The Dane that was assigned to push the project moved to Anchorage to live and I met him for coffee in about '93. The paper proposal was getting thicker, but I still didn't see anything that had changed. Also there was no shift toward more air transport. (More on that tomorrow.) Then my optomitrist, who was on the City Council, bubbled about how they were running a big water main out to the proposed site. I just about had heart failure right in his examination chair. I could see the project was at the point of no return. Anchorage had to talk the State into it then.

So up to now the Danes, who didn't know or care about our distribution system that had evolved over 100 years, had used a shill, some Councillors who had never set foot anywhere in the seafood industry, and were now zeroing in on state government. I had already seen the Department of Commerce fund a dock in Homer for a factory trawl company who obviously, to me, had to fish in the Bering Sea. Naturally, it was never used to land one fish, except maybe by some twelve year olds with fishing poles.

When you get to using economic development types instead of seafood industry types, you get one wild and wooly ride. And an expensive one. And one that just bucks you off. Credentials aren't necessary in this arena. The goal is to build something to stick on your resume, whether it works or not. This is politics. Like in, if you vote for my project, I'll vote for yours. But back up one step. In economic development there's chiefly only the project at hand, being pushed by people with unclear motives, and mostly not altruistic and knowledge based.

I think the wild days of a lot of oil money to throw around are behind us, but the lessons haven't all been learned. Conversations like on the Internet will go a long way to remedy making the same old mistakes all the time. Blogging especially has made this is a new world, exposed to the light of day. Just ask Dan Rather.

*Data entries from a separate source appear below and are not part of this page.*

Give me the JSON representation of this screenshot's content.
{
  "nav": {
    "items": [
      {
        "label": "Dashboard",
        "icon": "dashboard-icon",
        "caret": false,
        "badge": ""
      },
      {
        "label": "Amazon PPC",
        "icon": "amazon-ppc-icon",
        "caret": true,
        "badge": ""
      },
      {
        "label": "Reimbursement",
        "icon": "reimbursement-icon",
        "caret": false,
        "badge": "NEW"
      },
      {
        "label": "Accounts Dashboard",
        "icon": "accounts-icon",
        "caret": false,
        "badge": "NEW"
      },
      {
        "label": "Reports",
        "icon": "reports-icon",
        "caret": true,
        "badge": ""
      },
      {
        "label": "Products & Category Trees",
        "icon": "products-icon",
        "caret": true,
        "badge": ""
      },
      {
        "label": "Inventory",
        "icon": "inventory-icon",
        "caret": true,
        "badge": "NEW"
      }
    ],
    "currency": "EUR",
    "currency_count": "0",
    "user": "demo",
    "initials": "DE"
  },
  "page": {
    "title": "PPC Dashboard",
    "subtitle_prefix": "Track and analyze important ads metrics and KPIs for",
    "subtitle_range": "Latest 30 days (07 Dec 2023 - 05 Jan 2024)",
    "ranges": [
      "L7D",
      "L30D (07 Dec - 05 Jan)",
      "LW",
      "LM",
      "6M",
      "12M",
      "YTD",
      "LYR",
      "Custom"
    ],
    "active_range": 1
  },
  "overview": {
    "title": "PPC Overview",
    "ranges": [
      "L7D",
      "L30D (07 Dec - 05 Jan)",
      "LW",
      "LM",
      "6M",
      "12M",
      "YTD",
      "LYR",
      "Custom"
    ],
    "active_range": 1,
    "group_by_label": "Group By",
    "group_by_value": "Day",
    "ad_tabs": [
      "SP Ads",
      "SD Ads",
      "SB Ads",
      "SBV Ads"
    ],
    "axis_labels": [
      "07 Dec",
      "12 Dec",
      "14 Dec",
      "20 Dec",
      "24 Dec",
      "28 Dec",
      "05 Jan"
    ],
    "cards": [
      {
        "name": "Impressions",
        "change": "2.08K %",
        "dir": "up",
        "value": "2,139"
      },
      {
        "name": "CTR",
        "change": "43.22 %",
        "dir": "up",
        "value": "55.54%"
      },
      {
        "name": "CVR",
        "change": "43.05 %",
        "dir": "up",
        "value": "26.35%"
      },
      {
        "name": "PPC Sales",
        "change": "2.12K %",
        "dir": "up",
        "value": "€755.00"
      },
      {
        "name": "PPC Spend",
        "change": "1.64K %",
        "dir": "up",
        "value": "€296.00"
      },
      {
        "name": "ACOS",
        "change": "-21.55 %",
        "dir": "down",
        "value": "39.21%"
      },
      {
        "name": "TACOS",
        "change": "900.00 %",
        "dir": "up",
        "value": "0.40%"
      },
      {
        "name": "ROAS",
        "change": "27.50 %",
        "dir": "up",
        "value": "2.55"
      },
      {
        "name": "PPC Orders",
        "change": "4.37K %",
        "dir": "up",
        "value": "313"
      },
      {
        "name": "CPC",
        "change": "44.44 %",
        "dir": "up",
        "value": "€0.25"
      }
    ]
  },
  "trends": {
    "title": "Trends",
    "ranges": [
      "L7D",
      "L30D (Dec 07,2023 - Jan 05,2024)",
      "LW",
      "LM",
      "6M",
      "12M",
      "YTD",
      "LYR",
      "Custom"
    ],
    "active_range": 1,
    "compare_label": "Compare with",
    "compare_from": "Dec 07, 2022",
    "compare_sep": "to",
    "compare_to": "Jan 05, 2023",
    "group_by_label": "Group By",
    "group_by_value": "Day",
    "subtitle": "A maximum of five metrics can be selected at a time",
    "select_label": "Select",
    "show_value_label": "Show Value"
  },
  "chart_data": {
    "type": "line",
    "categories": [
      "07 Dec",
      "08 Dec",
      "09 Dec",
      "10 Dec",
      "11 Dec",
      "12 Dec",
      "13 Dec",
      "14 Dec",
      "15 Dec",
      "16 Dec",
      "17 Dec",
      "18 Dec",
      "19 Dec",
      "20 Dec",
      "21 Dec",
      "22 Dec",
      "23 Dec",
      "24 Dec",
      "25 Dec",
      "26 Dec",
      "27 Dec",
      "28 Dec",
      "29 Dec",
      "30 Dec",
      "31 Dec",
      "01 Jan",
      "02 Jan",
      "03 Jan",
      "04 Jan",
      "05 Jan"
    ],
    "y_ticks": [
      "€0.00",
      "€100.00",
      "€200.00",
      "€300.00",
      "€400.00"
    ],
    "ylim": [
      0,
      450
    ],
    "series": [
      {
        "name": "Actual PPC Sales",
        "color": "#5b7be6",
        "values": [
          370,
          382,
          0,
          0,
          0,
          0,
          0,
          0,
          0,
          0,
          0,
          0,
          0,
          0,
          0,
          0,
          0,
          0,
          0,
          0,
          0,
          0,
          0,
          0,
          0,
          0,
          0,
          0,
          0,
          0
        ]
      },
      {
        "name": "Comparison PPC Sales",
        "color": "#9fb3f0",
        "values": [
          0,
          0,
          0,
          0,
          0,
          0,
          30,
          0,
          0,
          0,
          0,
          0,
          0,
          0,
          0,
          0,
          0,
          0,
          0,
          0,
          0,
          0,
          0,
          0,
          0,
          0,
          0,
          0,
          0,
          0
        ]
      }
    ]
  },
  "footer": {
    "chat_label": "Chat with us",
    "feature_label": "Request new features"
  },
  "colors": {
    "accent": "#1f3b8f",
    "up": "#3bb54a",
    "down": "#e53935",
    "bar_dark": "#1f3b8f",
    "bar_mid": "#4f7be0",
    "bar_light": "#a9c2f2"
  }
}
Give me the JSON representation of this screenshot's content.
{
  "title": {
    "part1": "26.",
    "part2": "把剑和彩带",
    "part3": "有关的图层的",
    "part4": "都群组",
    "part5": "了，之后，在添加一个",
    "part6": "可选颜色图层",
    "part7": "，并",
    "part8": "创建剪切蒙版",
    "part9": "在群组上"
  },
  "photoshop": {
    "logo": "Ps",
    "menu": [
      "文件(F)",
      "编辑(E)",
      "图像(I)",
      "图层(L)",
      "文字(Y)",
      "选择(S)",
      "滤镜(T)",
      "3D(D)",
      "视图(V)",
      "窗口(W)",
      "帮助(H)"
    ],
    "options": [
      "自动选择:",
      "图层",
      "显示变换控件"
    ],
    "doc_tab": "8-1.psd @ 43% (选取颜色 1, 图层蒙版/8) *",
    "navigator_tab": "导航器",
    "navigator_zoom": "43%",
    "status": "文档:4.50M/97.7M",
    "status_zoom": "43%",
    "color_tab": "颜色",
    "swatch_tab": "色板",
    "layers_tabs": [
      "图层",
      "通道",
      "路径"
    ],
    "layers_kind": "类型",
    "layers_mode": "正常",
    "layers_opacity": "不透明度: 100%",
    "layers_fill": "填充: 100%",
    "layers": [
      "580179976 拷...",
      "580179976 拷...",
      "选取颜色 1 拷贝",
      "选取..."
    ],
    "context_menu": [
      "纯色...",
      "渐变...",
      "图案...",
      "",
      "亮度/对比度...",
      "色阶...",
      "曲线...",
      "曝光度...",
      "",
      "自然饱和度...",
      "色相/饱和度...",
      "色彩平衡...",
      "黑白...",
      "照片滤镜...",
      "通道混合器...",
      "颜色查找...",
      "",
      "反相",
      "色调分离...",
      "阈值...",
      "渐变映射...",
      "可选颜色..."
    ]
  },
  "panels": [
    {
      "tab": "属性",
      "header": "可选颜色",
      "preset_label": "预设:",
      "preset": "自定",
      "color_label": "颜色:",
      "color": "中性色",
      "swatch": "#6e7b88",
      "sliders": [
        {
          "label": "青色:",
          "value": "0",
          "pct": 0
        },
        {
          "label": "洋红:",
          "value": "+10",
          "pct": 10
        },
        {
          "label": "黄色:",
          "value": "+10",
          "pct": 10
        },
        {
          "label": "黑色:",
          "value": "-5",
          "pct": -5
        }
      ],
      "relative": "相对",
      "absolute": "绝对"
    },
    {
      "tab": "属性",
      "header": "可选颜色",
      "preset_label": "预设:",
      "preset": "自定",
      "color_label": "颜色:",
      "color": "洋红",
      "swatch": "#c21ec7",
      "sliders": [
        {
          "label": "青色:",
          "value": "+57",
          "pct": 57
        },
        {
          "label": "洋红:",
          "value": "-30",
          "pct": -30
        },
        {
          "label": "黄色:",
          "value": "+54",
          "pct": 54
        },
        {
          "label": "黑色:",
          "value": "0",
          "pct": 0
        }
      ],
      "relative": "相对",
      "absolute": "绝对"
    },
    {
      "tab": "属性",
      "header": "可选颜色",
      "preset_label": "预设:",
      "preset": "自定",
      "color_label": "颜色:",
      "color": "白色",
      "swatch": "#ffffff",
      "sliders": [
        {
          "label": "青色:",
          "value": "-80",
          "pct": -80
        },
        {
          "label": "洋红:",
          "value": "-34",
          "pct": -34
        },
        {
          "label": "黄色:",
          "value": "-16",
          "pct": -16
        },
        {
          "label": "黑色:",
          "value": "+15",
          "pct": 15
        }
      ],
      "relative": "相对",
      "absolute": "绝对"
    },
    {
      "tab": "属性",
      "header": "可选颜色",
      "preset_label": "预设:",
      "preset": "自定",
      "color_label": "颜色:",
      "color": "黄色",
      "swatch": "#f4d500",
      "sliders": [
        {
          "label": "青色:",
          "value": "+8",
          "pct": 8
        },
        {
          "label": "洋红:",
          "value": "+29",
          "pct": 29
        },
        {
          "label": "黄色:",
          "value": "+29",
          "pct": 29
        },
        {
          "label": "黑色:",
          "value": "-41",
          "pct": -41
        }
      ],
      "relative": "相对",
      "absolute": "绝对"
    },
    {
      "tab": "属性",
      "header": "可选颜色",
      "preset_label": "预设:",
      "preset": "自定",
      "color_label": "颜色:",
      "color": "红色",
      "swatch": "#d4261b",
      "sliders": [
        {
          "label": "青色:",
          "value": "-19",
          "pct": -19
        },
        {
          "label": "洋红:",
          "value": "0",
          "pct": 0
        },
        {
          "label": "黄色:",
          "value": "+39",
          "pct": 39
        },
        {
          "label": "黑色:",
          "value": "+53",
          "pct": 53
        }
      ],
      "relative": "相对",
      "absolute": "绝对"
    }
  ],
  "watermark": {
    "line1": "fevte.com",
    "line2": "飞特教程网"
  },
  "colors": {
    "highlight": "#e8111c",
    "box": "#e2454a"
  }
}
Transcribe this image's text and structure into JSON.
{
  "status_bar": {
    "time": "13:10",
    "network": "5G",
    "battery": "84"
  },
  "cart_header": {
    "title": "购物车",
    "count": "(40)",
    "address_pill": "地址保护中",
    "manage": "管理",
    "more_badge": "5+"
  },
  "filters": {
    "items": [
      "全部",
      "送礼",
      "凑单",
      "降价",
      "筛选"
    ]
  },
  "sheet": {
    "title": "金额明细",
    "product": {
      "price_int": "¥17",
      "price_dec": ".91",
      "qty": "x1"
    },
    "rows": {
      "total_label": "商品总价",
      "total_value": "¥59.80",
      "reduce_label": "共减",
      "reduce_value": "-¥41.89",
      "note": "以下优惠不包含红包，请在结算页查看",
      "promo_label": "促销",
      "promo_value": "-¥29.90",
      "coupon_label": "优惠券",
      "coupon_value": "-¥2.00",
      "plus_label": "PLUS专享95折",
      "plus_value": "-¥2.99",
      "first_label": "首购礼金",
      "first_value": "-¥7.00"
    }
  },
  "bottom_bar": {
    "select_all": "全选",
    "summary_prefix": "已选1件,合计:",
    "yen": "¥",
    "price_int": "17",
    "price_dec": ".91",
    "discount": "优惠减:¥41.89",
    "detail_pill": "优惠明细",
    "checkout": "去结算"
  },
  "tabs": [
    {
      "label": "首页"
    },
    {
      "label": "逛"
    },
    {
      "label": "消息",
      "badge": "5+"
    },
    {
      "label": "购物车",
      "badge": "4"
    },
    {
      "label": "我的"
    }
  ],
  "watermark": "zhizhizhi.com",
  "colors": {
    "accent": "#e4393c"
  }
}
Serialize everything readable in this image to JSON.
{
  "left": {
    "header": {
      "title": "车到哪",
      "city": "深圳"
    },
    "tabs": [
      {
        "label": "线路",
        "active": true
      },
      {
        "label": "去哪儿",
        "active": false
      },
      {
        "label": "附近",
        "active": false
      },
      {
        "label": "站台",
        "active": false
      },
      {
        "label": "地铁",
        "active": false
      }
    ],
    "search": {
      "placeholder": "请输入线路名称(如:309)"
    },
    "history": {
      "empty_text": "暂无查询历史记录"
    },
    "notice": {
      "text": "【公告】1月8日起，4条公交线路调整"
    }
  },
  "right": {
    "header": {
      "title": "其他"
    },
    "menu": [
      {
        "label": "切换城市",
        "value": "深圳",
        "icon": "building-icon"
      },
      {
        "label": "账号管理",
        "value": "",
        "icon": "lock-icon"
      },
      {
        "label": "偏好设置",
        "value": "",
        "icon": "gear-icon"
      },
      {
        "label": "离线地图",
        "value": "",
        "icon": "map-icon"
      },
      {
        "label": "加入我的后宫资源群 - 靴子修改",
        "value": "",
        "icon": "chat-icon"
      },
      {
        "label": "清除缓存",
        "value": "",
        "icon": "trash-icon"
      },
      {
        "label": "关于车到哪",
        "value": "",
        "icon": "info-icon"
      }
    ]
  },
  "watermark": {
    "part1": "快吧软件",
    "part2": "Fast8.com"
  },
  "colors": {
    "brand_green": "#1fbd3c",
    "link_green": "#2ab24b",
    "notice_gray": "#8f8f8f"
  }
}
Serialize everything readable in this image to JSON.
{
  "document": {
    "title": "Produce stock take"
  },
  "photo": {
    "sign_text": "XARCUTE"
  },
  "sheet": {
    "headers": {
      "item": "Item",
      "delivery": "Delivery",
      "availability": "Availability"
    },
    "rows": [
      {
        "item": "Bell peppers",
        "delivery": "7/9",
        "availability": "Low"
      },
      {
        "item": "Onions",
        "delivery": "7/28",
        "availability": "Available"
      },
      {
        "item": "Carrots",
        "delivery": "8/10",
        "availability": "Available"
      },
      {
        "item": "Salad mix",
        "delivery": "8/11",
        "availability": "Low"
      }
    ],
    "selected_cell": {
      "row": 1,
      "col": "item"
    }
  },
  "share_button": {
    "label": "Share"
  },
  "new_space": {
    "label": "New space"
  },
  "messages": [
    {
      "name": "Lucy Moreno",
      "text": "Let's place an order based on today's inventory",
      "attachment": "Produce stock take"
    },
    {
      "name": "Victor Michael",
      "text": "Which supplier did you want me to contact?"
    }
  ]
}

Anyway, the Anchorage Cold Storage was funded and some processing machinery brought in, but that's as far as it went. In a de ja vu all over again scenario, I was asked by the Economic Development Administration to comment on a plan, by U of A folks, to resurrect the plant. About that time it was announced it was being sold for scrap, so to speak.

I just don't understand wanting to climb aboard a project when you don't know the history of the captain, crew and ship. Whether the ship has been maintained, the captain hit a few too many rocks, the crew is experienced, no creeks have been robbed in the past, the captain has a good catch record, there aren't any partners that are "running the boat from the dock," and etc. You'll see the people with the most experience wanting answers, folks with just some fishing experience straddling the fence or giving the benefit of the doubt, and folks with little to no experience in cold storage operations and related strategic planning, being outspoken proponents.

"Remember the concept of the red flag if you don't remember anything else." Petersburg City Councilors in 1990 will remember me saying that at the end of a talk on Fisheries Infrastructure. Two minutes into the following Council Meeting, they nixed a plan to incinerate garbage that must have had red flags all over it.